If challenged by another that hunting was immoral, my reply would be, if eating meat is moral, then my killing deer and eating deer meat is moral. Paying someone else to kill a cow so a beef roast can be purchased and cooked is not morally superior to killing a deer oneself and eating the deer meat. I don't buy arguments that killing the deer is less moral than the slaughter house killing the cow because the killing means of the slaughter house are less painful: relative to causing pain to the deer, certainly the pain caused by the hunter killing the deer is a less painful death than that suffered by the deer in the wild -- being run to ground in deep snow by coyotes, suffering a slow, agonizing death from some trauma, suffering a slow, agonizing death from worn down teeth leading to starvation, a slow agonizing winter-kill death. Deer don't die comfortable natural deaths well fed on their beds. Taking the life of a deer before the natural term of its life is no more immoral than taking the life of a cow before the natural term of its life. Hunting deer provides a positive benefit to society, in that it controls population numbers at a level which is appropriate (limit agricultural damages, limit car crashes and human injuries).

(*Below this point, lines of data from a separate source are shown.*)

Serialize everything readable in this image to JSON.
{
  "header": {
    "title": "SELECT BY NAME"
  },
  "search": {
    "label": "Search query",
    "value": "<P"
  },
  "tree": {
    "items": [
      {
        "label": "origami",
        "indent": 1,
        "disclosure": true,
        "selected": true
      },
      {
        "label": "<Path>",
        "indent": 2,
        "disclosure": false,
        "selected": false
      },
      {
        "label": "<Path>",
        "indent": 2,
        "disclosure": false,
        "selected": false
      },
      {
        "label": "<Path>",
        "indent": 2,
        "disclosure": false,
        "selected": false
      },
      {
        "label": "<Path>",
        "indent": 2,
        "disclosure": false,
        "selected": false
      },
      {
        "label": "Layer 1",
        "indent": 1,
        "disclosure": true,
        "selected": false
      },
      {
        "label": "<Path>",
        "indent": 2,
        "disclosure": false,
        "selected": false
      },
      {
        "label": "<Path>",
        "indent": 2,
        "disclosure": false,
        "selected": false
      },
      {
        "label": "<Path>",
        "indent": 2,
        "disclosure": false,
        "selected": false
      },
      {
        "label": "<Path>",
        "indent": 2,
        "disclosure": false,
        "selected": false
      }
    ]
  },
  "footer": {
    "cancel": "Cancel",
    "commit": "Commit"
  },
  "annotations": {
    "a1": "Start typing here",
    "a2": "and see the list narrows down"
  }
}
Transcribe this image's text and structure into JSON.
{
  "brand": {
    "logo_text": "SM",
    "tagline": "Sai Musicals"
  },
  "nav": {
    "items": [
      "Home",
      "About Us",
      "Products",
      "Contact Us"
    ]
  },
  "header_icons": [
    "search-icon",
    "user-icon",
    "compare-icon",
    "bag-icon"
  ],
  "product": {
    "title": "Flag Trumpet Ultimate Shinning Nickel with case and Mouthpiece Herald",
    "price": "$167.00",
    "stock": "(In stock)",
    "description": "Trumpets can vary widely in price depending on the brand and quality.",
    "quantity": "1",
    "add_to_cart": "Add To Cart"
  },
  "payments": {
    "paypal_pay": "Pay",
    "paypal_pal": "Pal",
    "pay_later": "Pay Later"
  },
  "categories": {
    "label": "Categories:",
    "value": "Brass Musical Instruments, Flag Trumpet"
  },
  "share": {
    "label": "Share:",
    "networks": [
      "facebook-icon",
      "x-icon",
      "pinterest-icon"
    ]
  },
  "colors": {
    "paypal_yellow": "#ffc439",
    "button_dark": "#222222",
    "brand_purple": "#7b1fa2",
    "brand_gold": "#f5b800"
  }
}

The above addresses, I think the question of morality. Even if moral, however, why do I do it? It would not be immoral to walk barefoot through a pile of cow manure, but that doesn't answer the question of why someone would voluntarily do this. In the case of deer hunting, I voluntarily expend limited vacation time, expend significant amounts of money for non-resident hunting license, expend money on gasoline driving significant distances to the hunting state, rise from a comfortable bed at 4:30 AM, and undergo significant physical discomfort sitting in the cold and dragging a deer carcass up hill. Why? This is a more complicated question. I enjoy the pleasure of eating excellent venison with good wine, but this is not a sufficient explanation of my motivation. If this motivation were essential, I don't think I would go to the trouble or expense of deer hunting. Simply, the experience of hunting -- the modality of being, of existence that I assume while hunting -- provides me with a deeply satisfying and meaniingful connection with my nature. Your PETA friends would not like this, but we human beings are predators. It is our nature to opportunistically hunt, kill, and consume animals. Hunting connects me with this very real and essential aspect of my nature in a way that buying a non-descript slab of meat neatly packaged inside a see-through plastic wrapper in the store does not. I derive immense satisfaction finding my way to my appointed ambush spot -- a spot that my clever brain has calculated is well chosen for remaining unseen by a deer likely to walk within shooting range -- in the dark, to shoot the expected deer cleanly, to recover the dead body of the deer, to properly care for the meat so it does not spoil, to skin and cut up the meat in meal sized portions, and later to cook this meat myself. This is the real thing. I know that what I am doing is the same thing that has been done by hunters before me -- hunters on the frontier of America as it was developed, hunters who paid homage to Artimis the greek god of hunting in ancient greece, hunters such as Orion the hunter constellation, and yet earlier. It is all the same thing, whether using a .25-06 cartridge packed with smokeless powder, whether using black powder and a ball, whether using a bow and arrow, whether using an atlatl and a spear. This is why I am motivated to hunt, to restore my self knowledge and to understand myself better.